To upscale the validation of this network view of brain functioning, crowdsource analysis of additional data is possible. In this regard, we provide an open-source software that will allow easy application of the Functionnectome method to revisit already acquired fMRI datasets, either private or publicly available (e.g. HCP45, UK Biobank46, ABIDE47). The use of the Functionnectome is also not bound to the activation paradigm and can be combined with advanced fMRI statistics7 to reveal the dynamic causal interaction between brain circuits. Additionally, the Functionnectome can leverage the wealth of MRI modalities to explore the involvement of white matter circuits in different aspects of brain dynamics. For example, it could be applied to resting-state functional connectivity or cortical thickness to open up new perspectives in the study of functional synchronisation, cortical changes during development, and brain pathologies.
The Functionnectome is a new and promising method that relies on anatomical priors to determine how to project the functional signal onto the white matter. The current best way to obtain a complete 3D map of the white matter pathways in the living human brain is tractography. Although this method has been successfully applied to explore the relationship between white matter structure, and brain functions and dysfunctions10,16, tractography is still facing limitations48. Nonetheless, great progress has been made towards the resolution of these problems in the last decade13. Future developments in this area will likely improve upon the quality of current tractograms.

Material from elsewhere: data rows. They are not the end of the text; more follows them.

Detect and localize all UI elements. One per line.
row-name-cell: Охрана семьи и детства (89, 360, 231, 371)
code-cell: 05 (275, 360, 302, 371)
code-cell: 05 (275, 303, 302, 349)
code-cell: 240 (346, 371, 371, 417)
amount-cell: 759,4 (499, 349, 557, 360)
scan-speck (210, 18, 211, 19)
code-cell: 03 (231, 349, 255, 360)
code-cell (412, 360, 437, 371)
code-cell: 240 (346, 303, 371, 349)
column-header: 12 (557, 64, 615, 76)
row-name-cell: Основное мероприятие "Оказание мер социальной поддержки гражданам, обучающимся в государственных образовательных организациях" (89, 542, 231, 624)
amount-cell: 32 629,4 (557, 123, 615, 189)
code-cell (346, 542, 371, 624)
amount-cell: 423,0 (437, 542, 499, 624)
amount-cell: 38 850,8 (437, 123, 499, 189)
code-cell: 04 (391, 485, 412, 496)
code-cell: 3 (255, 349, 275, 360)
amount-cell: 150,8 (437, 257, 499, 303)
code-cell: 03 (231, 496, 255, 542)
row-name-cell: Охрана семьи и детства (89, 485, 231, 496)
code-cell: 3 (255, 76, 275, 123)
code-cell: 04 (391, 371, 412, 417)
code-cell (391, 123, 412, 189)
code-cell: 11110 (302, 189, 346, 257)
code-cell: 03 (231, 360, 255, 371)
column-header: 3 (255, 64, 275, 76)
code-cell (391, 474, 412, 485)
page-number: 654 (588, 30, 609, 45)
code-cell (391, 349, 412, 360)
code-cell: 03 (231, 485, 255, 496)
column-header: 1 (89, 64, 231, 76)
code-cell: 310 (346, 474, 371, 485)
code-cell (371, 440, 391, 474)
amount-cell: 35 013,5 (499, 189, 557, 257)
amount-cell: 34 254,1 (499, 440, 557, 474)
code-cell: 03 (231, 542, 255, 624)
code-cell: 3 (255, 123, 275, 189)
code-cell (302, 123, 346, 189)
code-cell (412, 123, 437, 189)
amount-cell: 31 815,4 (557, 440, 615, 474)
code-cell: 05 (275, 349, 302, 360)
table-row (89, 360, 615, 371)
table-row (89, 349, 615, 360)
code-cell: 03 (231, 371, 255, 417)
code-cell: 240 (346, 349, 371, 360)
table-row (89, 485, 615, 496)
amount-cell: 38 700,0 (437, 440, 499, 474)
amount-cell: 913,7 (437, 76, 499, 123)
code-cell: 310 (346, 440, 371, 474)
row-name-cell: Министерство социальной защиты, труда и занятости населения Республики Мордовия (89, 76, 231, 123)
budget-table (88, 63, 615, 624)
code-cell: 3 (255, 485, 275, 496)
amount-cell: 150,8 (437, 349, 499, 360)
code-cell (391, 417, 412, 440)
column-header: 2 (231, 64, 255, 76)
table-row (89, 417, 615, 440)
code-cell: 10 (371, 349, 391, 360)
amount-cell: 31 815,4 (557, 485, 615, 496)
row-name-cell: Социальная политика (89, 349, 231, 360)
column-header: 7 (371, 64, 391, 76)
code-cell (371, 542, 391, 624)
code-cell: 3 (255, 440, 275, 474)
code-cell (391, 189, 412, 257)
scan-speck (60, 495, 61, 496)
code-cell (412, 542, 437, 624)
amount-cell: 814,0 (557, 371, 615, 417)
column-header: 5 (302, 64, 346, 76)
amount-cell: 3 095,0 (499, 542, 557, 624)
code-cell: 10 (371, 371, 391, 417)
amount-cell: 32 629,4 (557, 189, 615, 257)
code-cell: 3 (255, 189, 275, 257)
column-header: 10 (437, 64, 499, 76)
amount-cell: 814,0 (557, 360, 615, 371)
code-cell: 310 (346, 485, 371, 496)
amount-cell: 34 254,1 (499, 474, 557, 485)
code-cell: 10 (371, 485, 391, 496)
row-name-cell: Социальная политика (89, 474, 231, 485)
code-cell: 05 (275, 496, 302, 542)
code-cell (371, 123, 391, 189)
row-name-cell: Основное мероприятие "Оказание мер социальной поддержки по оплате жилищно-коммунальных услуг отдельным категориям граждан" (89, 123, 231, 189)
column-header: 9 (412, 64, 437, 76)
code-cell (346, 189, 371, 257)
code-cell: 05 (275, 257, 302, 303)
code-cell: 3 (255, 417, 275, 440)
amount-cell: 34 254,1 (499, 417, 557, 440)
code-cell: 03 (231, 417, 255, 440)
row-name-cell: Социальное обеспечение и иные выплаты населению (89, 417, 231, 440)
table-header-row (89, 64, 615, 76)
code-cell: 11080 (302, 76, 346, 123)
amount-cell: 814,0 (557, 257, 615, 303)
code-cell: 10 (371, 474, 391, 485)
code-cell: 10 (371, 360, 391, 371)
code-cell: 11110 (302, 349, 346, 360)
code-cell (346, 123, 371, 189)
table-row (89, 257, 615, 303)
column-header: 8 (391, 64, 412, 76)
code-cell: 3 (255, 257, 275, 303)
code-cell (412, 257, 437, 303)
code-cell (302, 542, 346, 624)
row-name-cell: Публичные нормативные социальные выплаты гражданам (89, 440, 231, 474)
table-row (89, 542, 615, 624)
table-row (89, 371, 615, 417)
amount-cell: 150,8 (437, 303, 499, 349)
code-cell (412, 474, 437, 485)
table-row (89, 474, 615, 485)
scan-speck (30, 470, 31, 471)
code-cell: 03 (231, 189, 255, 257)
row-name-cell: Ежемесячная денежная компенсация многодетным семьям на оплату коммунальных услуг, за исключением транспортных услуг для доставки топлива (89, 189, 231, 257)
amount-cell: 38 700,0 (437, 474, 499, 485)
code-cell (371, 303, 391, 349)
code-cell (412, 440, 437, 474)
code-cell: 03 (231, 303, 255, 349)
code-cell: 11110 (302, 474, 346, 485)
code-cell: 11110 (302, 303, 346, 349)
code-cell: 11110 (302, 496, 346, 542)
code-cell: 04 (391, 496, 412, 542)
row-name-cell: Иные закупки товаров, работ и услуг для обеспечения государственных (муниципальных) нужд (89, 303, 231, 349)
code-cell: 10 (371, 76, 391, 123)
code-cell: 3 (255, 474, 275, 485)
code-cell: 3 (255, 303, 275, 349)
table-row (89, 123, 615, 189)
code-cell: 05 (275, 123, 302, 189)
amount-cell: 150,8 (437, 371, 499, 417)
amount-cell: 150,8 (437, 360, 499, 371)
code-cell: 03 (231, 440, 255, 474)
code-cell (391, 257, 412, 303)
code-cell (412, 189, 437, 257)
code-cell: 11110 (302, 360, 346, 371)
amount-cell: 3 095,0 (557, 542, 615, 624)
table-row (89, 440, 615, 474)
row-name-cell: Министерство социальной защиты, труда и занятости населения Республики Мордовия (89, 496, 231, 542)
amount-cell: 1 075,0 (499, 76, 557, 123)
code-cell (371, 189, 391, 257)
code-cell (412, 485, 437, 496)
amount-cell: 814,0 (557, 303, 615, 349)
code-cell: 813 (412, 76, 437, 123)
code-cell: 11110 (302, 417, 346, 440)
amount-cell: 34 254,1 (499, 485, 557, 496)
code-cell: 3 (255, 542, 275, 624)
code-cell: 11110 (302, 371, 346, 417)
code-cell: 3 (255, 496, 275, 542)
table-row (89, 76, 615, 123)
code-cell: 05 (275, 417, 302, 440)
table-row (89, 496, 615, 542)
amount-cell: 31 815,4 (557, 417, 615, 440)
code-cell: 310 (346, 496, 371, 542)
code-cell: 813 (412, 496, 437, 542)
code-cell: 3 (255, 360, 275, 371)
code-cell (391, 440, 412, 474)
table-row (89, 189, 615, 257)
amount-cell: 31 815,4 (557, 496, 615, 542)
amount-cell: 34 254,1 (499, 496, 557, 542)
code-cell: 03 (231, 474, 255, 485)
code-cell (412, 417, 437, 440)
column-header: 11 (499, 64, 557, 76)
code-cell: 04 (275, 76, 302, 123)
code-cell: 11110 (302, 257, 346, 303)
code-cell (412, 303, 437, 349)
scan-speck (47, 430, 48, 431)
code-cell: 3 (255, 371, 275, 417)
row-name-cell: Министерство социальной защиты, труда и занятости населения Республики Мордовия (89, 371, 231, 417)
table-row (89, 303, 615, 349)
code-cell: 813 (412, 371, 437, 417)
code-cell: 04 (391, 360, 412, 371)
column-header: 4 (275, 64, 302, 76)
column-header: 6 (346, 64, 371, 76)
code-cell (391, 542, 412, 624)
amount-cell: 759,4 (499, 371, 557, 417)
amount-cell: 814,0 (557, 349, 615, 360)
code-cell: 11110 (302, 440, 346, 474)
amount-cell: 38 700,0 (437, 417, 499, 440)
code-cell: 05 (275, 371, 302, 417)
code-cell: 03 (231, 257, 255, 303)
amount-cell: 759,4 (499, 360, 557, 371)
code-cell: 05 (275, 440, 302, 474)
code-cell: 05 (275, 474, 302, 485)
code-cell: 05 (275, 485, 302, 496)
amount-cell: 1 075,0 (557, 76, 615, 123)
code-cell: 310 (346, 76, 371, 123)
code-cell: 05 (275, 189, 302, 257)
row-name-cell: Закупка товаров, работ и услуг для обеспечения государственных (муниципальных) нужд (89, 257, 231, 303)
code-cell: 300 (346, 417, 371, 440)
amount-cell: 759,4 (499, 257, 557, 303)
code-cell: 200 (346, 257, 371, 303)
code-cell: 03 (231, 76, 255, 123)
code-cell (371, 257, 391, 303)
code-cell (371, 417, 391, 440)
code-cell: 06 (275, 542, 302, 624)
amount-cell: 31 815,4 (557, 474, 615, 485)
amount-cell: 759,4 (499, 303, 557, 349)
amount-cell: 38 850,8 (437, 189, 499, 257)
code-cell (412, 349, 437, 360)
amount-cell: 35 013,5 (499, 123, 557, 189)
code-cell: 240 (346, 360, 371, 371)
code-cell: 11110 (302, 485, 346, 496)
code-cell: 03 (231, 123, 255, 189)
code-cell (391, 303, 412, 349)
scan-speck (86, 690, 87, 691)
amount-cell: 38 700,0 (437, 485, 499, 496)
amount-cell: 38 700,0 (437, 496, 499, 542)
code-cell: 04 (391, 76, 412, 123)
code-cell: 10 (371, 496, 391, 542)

These improvements will be implemented in the Functionnectome as priors can easily be replaced (see supplementary material) in the future to incorporate novel advances in tractography. Similarly, although we provide high-quality anatomical priors based on best white matter mapping derived from the Human Connectome Project 7T49 in the software, other research teams are welcome to use homemade priors. Future developments of the priors might include a separation in interhemispheric (i.e. commissural circuits), cortico-subcortical (i.e. projection circuits) and cortico-cortical connectivity (i.e. association circuits) to better disentangle brain circuitries.
Finally, the computation of the Functionnectome using every brain voxel can be very computationally expensive and thus time-consuming. While we recommend using this procedure, we acknowledge that not all research teams have access to the computing power required to compute the “voxel-wise” Functionnectome of several subjects in a reasonable amount of time. To circumvent this potential constraint, we provide an option within the software allowing the use of an atlas and its parcels instead of all voxels, for a less computationally intensive “region-wise” analysis. The anatomical priors come with this alternative option using the recently published multimodal parcellation atlas50, should you choose to use this option (see supplementary materials).
Overall, we introduced and demonstrated the potential of the Functionnectome method, opening the field of in-vivo study of the function of white matter in healthy humans. In this context, the Functionnectome promotes a paradigm shift in the study of the brain, focusing on the interaction of brain regions in the support of a brain function, rather than the fractionated contribution of independent regions.